After the Flamels were imprisoned, so much of the artwork at their home had been lost. We didn’t know if the paintings had been destroyed or were sitting in dusty attics. But the painting of me and Thomas had ended up with a wealthy family in France who’d opened a small museum after the family fortunes began to fall.
“Maybe the world is ready,” I said as my gaze fell to a powerful new painting hanging on the wall. One of Perenelle’s new pieces. The still life of flowers was far more than it seemed. If you stood off to one side and looked closely at the petals, you would see arrows pointing to certain parts of the painting that contained alchemical secrets. Brushstrokes that swirled with proper proportions of sulfur and mercury.
“The world isn’t ready for everyone to know about alchemy,” Perenelle insisted. “Only those with purity of intent, and who are ready, will understand how to read my paintings.”
“I don’t mean the world is ready to know about alchemy.” I pried my eyes from the painting. “Or that the artist the world knows as Philippe Hayden is alive today. But people are finally ready to believe that the paintings attributed to Hayden were created by a woman.”
“Zoe is right,” Nicolas chimed in. “There are now historians and organizations devoted to correctly attributing historical paintings to the women who were written out of history.”
He led the way out of Perenelle’s studio and back to the living room, to one precarious stack of art history books. With a whip of his wrist, he pulled out a book created for a museum exhibit on the subject of Florentine artwork that had previously been misattributed but was now being properly recognized.

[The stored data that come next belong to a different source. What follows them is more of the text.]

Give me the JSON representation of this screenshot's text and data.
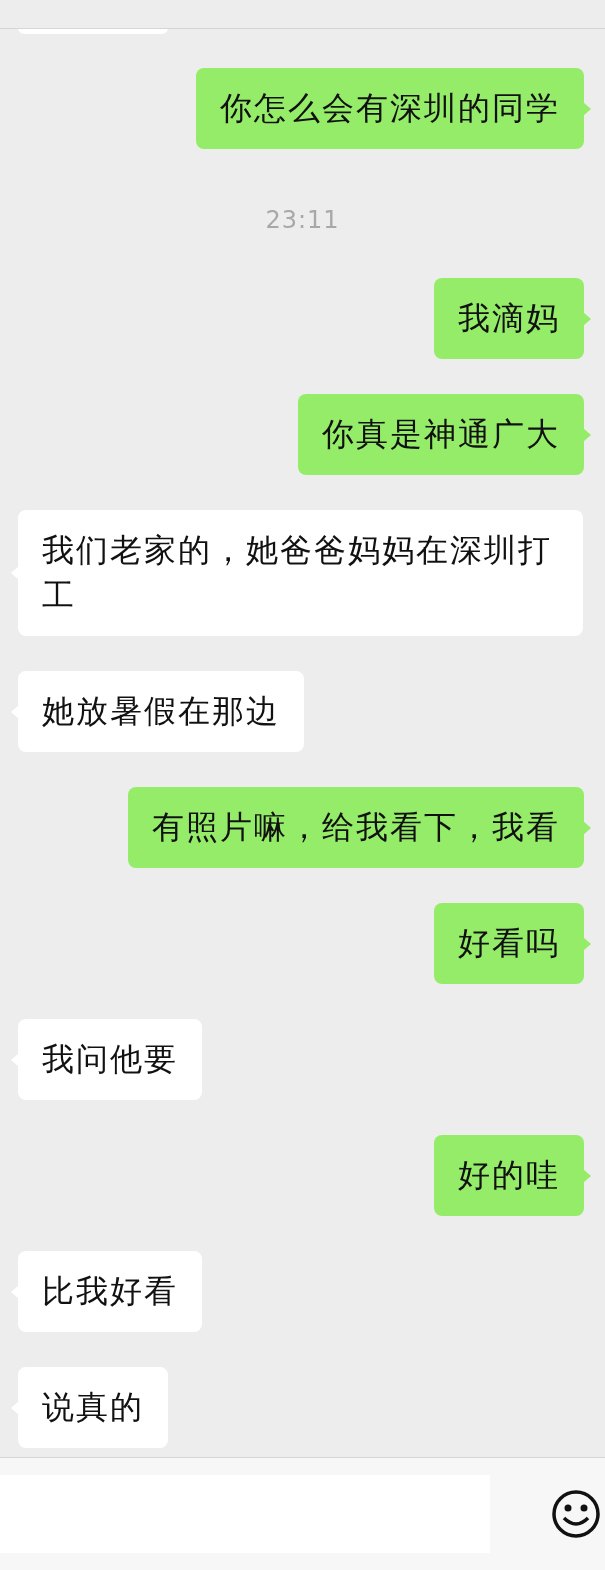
{
  "messages": [
    {
      "kind": "sent",
      "text": "你怎么会有深圳的同学"
    },
    {
      "kind": "time",
      "text": "23:11"
    },
    {
      "kind": "sent",
      "text": "我滴妈"
    },
    {
      "kind": "sent",
      "text": "你真是神通广大"
    },
    {
      "kind": "received",
      "text": "我们老家的，她爸爸妈妈在深圳打工"
    },
    {
      "kind": "received",
      "text": "她放暑假在那边"
    },
    {
      "kind": "sent",
      "text": "有照片嘛，给我看下，我看"
    },
    {
      "kind": "sent",
      "text": "好看吗"
    },
    {
      "kind": "received",
      "text": "我问他要"
    },
    {
      "kind": "sent",
      "text": "好的哇"
    },
    {
      "kind": "received",
      "text": "比我好看"
    },
    {
      "kind": "received",
      "text": "说真的"
    }
  ]
}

I took the book and put it back on the top of the stack. “We’re getting off track. Why is our Arthur Finder interested in the portrait of me and Thomas?”
My phone binged. I don’t usually have notifications on, but I’d turned it on during my spy-craft today.
It was only a new message for my online shop, Elixir, so I was about to turn off notifications and slip it back into my bag, but before I could do so I glimpsed the subject line.
“There’s another collector interested in the painting.” I looked up from the screen, aware of the quiver in my voice.
There was no way anyone should have known I had the Brother and Sister painting. It was hanging on my bedroom wall, because I knew I couldn’t display it, no matter how much I wanted to.
“This one,” I said, “knows I have the painting.”